Com isso, a NTN-B longa, que chegou a pagar 7% reais ao ano além da inflação, caiu para 5,30% na semana passada e agora voltou para 5,55%. A inflação estimada pelo mercado nos papéis prefixados, por sua vez, passou de 6,30% no pior momento do começo deste ano para 5,30% agora, pela expectativa de melhora e de um choque de confiança.
Movimento pode ser passageiro
Para ele, o mercado entrou numa dinâmica muito positiva com relação aos cenários e aos preços dos ativos. “O difícil é saber se esse movimento é passageiro ou não”, diz. “Tudo depende do que vier com as eleições, que tipo de política vamos ter a partir de 2015”, diz.

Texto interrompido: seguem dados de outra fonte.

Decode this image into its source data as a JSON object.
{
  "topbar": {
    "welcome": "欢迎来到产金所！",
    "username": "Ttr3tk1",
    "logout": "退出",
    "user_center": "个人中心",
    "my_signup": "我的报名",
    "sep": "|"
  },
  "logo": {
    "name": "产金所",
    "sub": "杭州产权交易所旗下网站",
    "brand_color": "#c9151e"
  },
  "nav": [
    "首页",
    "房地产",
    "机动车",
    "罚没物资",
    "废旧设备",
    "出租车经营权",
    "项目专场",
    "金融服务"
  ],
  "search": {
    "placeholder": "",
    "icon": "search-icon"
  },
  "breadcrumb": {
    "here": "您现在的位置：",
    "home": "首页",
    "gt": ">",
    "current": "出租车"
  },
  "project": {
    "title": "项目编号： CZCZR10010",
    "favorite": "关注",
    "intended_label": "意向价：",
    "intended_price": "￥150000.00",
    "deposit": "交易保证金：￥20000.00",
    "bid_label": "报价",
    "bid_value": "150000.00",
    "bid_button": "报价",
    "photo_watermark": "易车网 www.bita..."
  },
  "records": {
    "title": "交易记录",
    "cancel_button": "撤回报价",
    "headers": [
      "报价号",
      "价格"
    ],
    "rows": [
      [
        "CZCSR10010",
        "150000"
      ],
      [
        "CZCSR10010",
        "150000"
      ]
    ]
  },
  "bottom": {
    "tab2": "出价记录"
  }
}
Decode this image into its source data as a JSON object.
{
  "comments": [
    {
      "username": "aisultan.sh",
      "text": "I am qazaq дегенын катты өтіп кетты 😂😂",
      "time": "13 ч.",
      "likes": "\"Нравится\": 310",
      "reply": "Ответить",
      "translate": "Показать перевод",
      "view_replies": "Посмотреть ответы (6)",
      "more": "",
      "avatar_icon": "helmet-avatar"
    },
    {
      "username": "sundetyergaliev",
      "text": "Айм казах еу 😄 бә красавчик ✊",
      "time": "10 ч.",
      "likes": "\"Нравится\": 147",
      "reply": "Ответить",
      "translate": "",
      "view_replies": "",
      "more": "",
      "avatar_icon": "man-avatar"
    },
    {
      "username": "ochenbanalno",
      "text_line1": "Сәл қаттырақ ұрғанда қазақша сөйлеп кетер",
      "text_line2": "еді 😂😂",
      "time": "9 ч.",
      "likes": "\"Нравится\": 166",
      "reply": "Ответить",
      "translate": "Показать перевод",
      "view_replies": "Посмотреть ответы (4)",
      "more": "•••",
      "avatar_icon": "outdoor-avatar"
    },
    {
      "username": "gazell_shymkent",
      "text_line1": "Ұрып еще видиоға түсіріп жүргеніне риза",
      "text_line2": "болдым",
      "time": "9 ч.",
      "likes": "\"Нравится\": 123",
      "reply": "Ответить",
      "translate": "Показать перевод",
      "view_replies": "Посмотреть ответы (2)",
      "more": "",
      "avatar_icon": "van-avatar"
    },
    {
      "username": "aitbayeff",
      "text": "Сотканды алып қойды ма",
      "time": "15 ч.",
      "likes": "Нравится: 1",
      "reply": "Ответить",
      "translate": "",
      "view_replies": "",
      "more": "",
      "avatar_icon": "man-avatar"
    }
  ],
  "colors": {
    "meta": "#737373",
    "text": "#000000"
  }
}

Na dúvida, fique no curto prazo
Por conta dessa visão muito otimista do mercado, a Porto Seguro Investimentos resolveu reduzir as apostas e manter-se no menor prazo possível até as eleições. “Com os juros longos nesses níveis mais baixos, estamos mais em LFT e CDI (papéis que seguem o juro diário do mercado), pois acreditamos em mais uma alta dos juros no começo do ano que vem para combater a inflação”, diz.
“”Estamos há muito tempo acima da meta, de 4,5% de inflação, e quem quer que seja o ganhador terá de ancorar novamente as expectativas, o que pode significar puxar os juros no começo do ano, e que seriam depois reduzidos ao longo de 2015”, diz.
Prêmio mais modesto
Para quem não está preocupado com as oscilações nos próximos dois anos e pode deixar o dinheiro aplicado por vários anos, Benaderet vê algum valor nas NTN-B Principal longas, mas muito menor que o registrado ao longo deste ano. “Não vemos tanto potencial de ganho, podemos até ter ganhos com quedas dos juros, mas volta a questão de que tipo de política econômica vai ser implementada no país a partir de 2015”, diz.
Se o novo governo confirmar as expectativas e vier com um discurso de ajuste fiscal mais forte, apesar da queda de arrecadação em um ano de economia fraca, é possível que os juros caiam mais ao longo de 2015.
Cenários eleitorais
Sobre os candidatos, Benaderet observa que, em caso de reeleição, a presidente Dilma deverá tentar algo diferente, talvez reforçando o ajuste fiscal para afrouxar os juros. Já a candidata Marina Silva, do PSB, também acena com o esforço para fazer a inflação voltar para a meta de 4,5%, o que seria mais alinhado com um cenário de alta nos juros no começo do ano.